So I have found out that actually, there was some erroneous metric coming through the dashboard and there was indeed 40Mb/s being utilised for the recovery.

However I had changed this setting to be 250Mb and believe there is plenty of bandwidth to utilise such speeds. This seems to be capping at the indices.recovery.max_bytes_per_sec=40Mb default value, even though my settings are the following:

{
  "persistent": {
    "cluster": {
      "routing": {
        "allocation": {
          "node_concurrent_recoveries": "10",
          "node_initial_primaries_recoveries": "20"
        }
      }
    },
    "indices": {
      "recovery": {
        "max_bytes_per_sec": "250mb",
        "max_concurrent_file_chunks": "5"
      }
    },
    "xpack": {
      "monitoring": {
        "collection": {
          "enabled": "true"
        }
      }
    }
  },
  "transient": {}
}

It's like the new settings have not been applied.

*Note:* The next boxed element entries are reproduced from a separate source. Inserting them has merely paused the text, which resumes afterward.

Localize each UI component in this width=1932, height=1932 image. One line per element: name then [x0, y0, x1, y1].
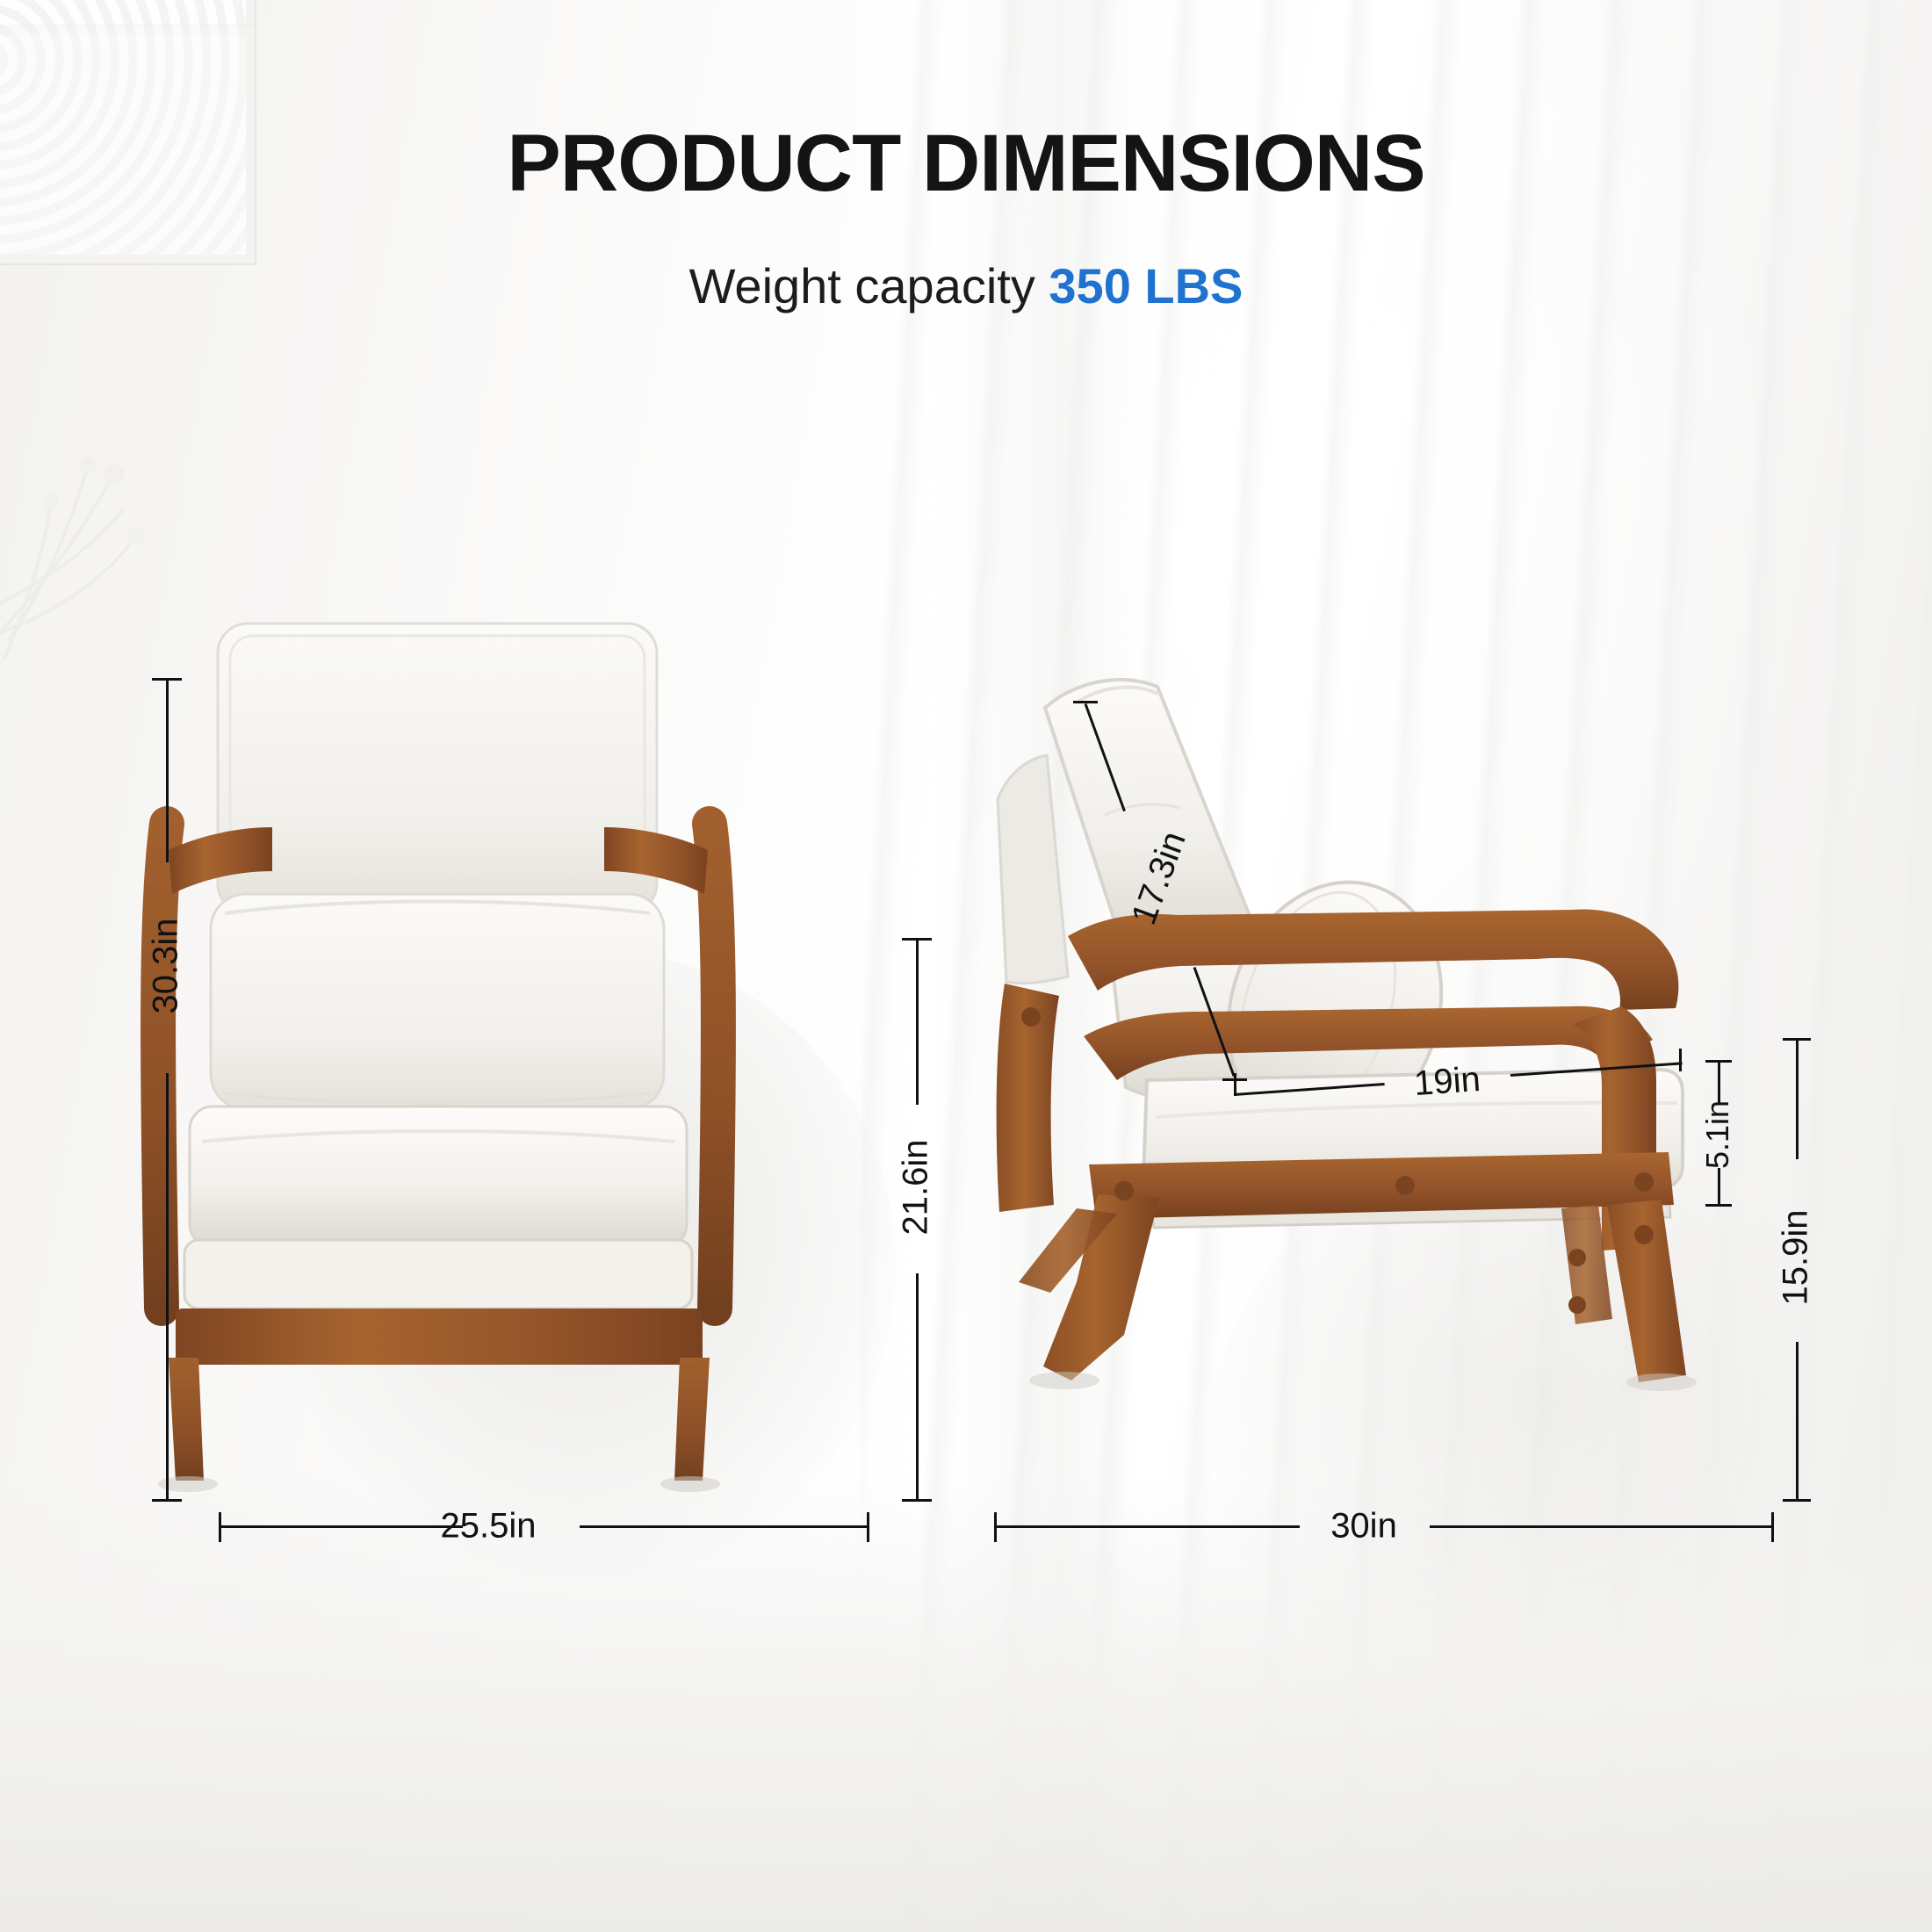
side-far-back-cushion: [998, 755, 1068, 984]
dim-line-upper: [1796, 1038, 1799, 1159]
front-right-leg: [674, 1358, 710, 1481]
dim-line-left: [994, 1525, 1300, 1528]
dim-line-lower: [1796, 1342, 1799, 1502]
page-title: PRODUCT DIMENSIONS: [0, 123, 1932, 204]
dim-cap-right: [1679, 1049, 1682, 1071]
dim-line-lower: [1718, 1168, 1720, 1207]
front-base-cushion: [184, 1240, 692, 1308]
product-dimensions-infographic: PRODUCT DIMENSIONS Weight capacity 350 L…: [0, 0, 1932, 1932]
front-view-chair: [149, 615, 782, 1493]
dim-line-upper: [1718, 1060, 1720, 1104]
weight-capacity-value: 350 LBS: [1049, 258, 1243, 314]
front-seat-cushion: [190, 1107, 687, 1247]
dim-cap-bottom: [1705, 1204, 1732, 1207]
dim-line-lower: [166, 1073, 169, 1502]
front-back-cushion: [218, 624, 657, 913]
dim-line-right: [580, 1525, 869, 1528]
dimension-label-overall-height: 30.3in: [147, 919, 186, 1014]
dim-line-lower: [916, 1273, 919, 1502]
dim-cap-bottom: [152, 1499, 182, 1502]
dim-cap-bottom: [1783, 1499, 1811, 1502]
dimension-label-leg-height: 15.9in: [1777, 1210, 1816, 1306]
side-view-chair: [992, 667, 1730, 1458]
dimension-label-seat-depth: 19in: [1413, 1060, 1482, 1104]
dim-cap-bottom: [902, 1499, 932, 1502]
dim-cap-right: [867, 1512, 869, 1542]
front-apron: [176, 1308, 703, 1365]
front-lumbar-pillow: [211, 894, 664, 1109]
dimension-label-cushion-thickness: 5.1in: [1699, 1100, 1736, 1169]
dim-line-upper: [166, 678, 169, 862]
dimension-label-overall-width: 25.5in: [441, 1507, 537, 1546]
dim-line-right: [1430, 1525, 1774, 1528]
dim-line-left: [219, 1525, 463, 1528]
dimension-label-overall-depth: 30in: [1330, 1507, 1397, 1546]
subtitle-weight-capacity: Weight capacity 350 LBS: [0, 262, 1932, 311]
front-left-leg: [169, 1358, 204, 1481]
dim-cap-right: [1771, 1512, 1774, 1542]
subtitle-prefix: Weight capacity: [689, 258, 1049, 314]
dim-line-upper: [916, 938, 919, 1105]
dimension-label-seat-height: 21.6in: [897, 1140, 936, 1236]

I have read that the compression significantly affects network usage and throughput speed: Elasticsearch 6.3.0 shard recovery is slow .
Furthermore, I have also noticed that there was a setting called, indices.recovery.compress which could also be affecting the network speed : Transport.tcp.compress slowing down shard relocation

However, I can not find this setting anymore on version 6.8. Have these been deprecated or replaced with some other parameter?

How would I go about disabling compression in elastic 6.8?

Thank you in advance

This is being limited by the repository setting max_restore_bytes_per_sec not indices.recovery.max_bytes_per_sec.

However this does not explain why there's a 3-hour delay in between requesting the restore and seeing any network traffic at all.

There was a problem in the way we were querying the metrics for elasticsearch and we were indeed using 40Mb/s.

That sounds like exactly what my limit might be. I attempted to change the existing repo settings, but this resulted in :

{
"error": {
"root_cause": [
{
"type": "remote_transport_exception",
"reason": "[W7LJGMn][127.0.0.1:9300][cluster:admin/repository/put]"
}
],
"type": "illegal_state_exception",
"reason": "trying to modify or unregister repository that is currently used "
},
"status": 500
}

Is there a way of transfering an existing repo to another while changing the settings?

As long as there's not currently any snapshots/restores ongoing you can remove and re-add the repository with different settings. Removing the repo from Elasticsearch doesn't remove its contents.

I stand corrected, as long as there's no snapshots/restores currently ongoing then you can PUT the same repository with updated settings. There's no need to remove it from Elasticsearch first.

I removed it before reading this message but it's very easy anyway, thank you so much for your help , I can now reach speeds up to 200mb/s !!

This topic was automatically closed 28 days after the last reply. New replies are no longer allowed.